'Now I will kill you' - Chilling threat as drunk woman stabbed lodger in neck and heart
PUBLISHED: 17:04 25 July 2018 | UPDATED: 11:46 26 July 2018
A woman stabbed her lodger in the neck and heart in a drunken row and his life was only saved by the "astonishing" skill of medical staff, a court heard.
Agnieszka Kusmierz, 33, and the victim, 34-year-old Ilya Bulakovs, were both drunk when they argued and Kusmierz grabbed a knife at the house they shared in Kimms Belt, Thetford, and stabbed the victim in the neck before plunging the knife into his heart saying: “Now I will kill you.”

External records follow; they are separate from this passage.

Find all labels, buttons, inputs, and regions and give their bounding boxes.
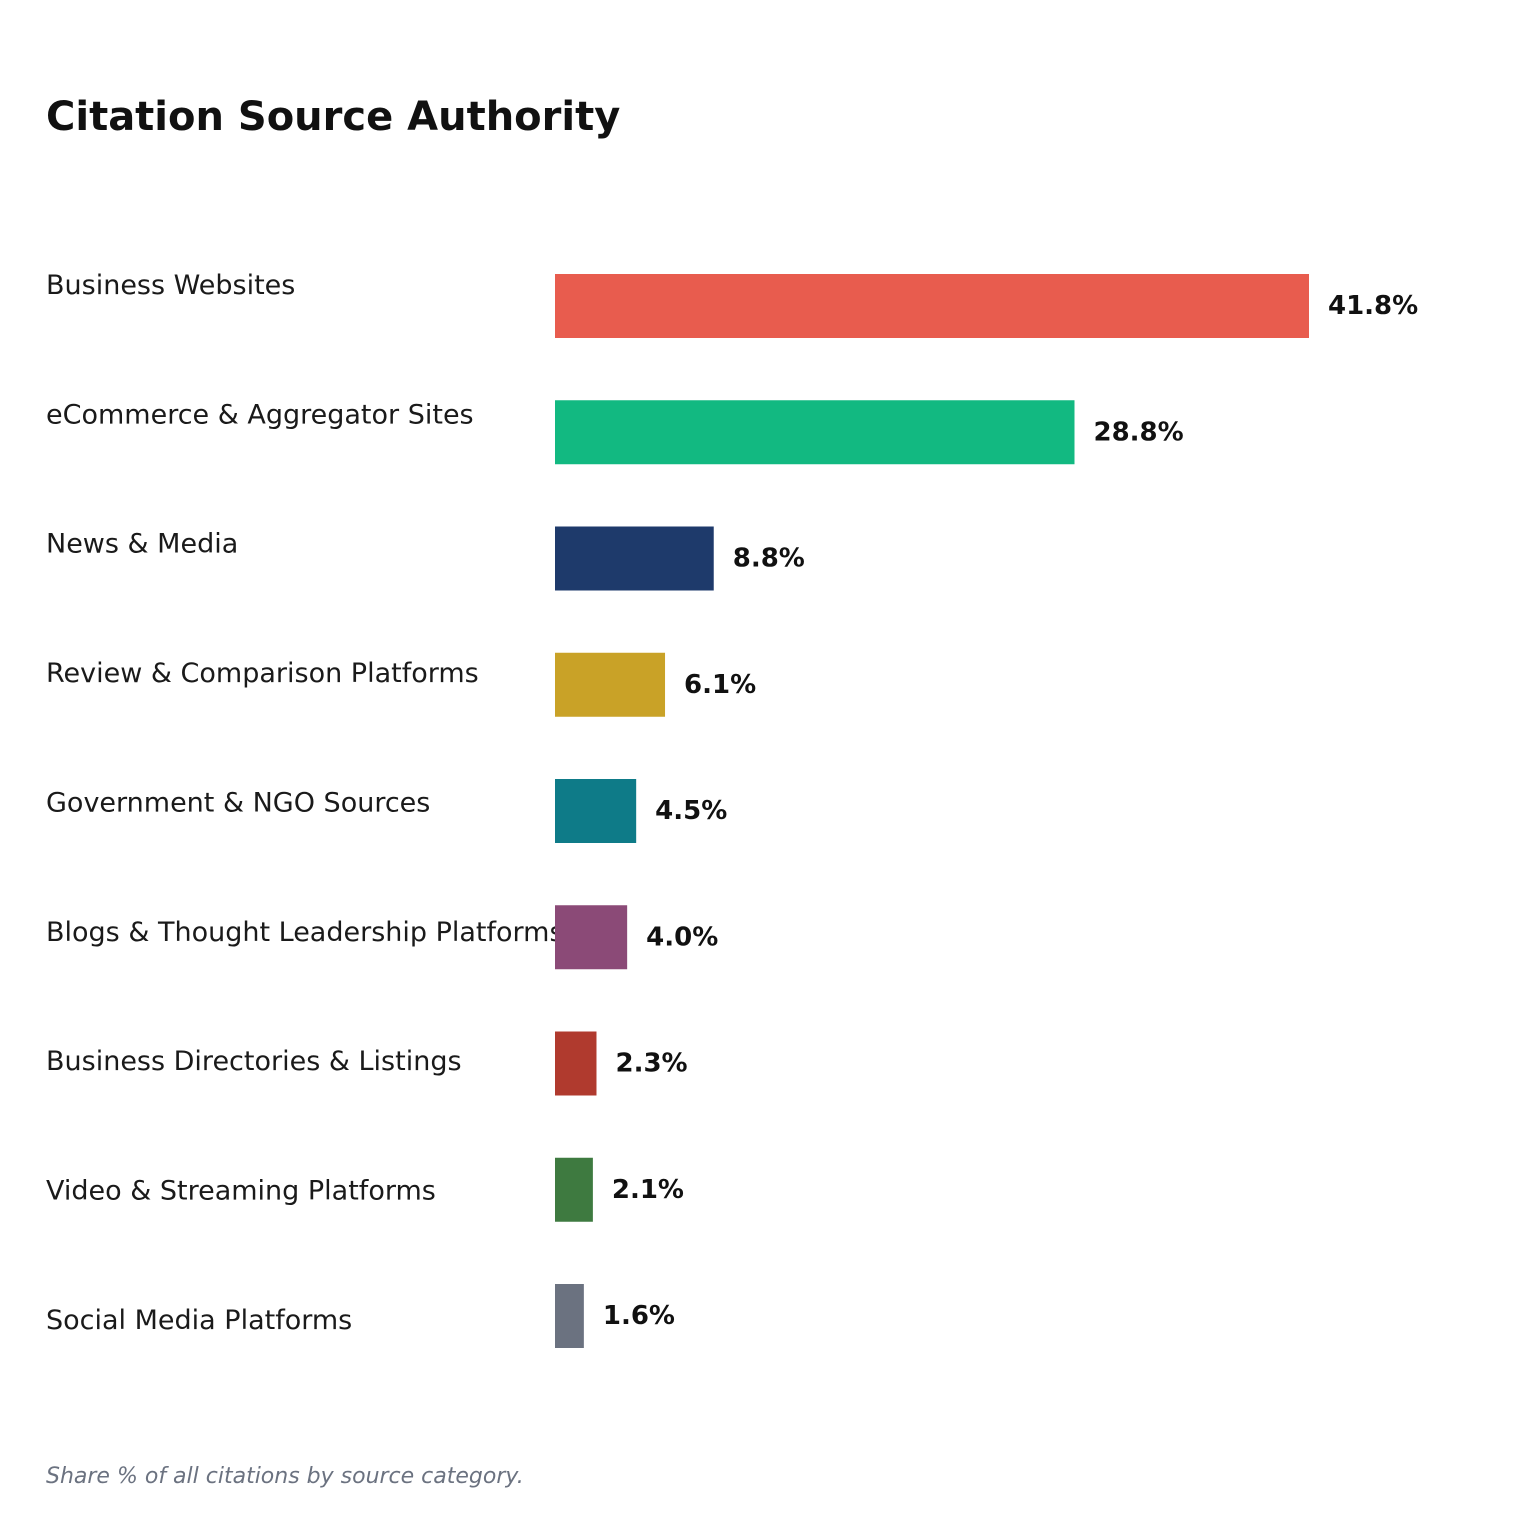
bar bbox=[555, 400, 1075, 465]
category-label: eCommerce & Aggregator Sites bbox=[46, 399, 474, 430]
category-label: Blogs & Thought Leadership Platforms bbox=[46, 917, 564, 948]
value-label: 2.3% bbox=[615, 1049, 687, 1079]
category-label: Business Websites bbox=[46, 270, 295, 301]
value-label: 4.0% bbox=[646, 922, 718, 952]
category-label: Review & Comparison Platforms bbox=[46, 658, 479, 689]
bar bbox=[555, 1157, 593, 1222]
category-label: News & Media bbox=[46, 529, 238, 560]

Philip Farr, prosecuting at Norwich Crown Court, said the 34-year-old victim, whose heart at one point stopped beating, collapsed on the floor and could not remember anything until he woke up in hospital.
Mr Farr said the victim’s life was only saved by the skilled intervention of medical staff, called to the scene by the brother of Kusmierz.
Mr Farr said paramedics and the East Anglian Air Ambulance both attended and a breathing pipe was inserted and open chest surgery was carried out at the scene before he was taken to hospital. He was later transferred to Papworth Hospital in Cambridgeshire.
Mr Farr said the victim, who has now returned to Latvia, had to spend five days in intensive care and spent two weeks in hospital. In an impact statement he said he recognised he was lucky to be alive.
Kusmierz, of Kimms Belt, Thetford, who appeared on a video link from Peterborough jail, admitted wounding with intent in Thetford on January 31 and was given an extended 13-and-a-half-year sentence under which she is jailed for nine-and-a-half years and will serve four years on extended licence. Jailing her, Judge Stephen Holt said it was the “remarkable” surgery carried out which had saved the victim’s life: “The medical intervention undoubtedly saved his life. Stabbing and puncturing the heart, there cannot be a more serious wound.”
He commended the medical teams and doctors involved and said they had shown “astonishing skill. It was quite extraordinary.”
Jonathan Goodman, for Kusmierz, said that her drinking became worse following the recent death of her husband.
He said: “This was a one-off incident.”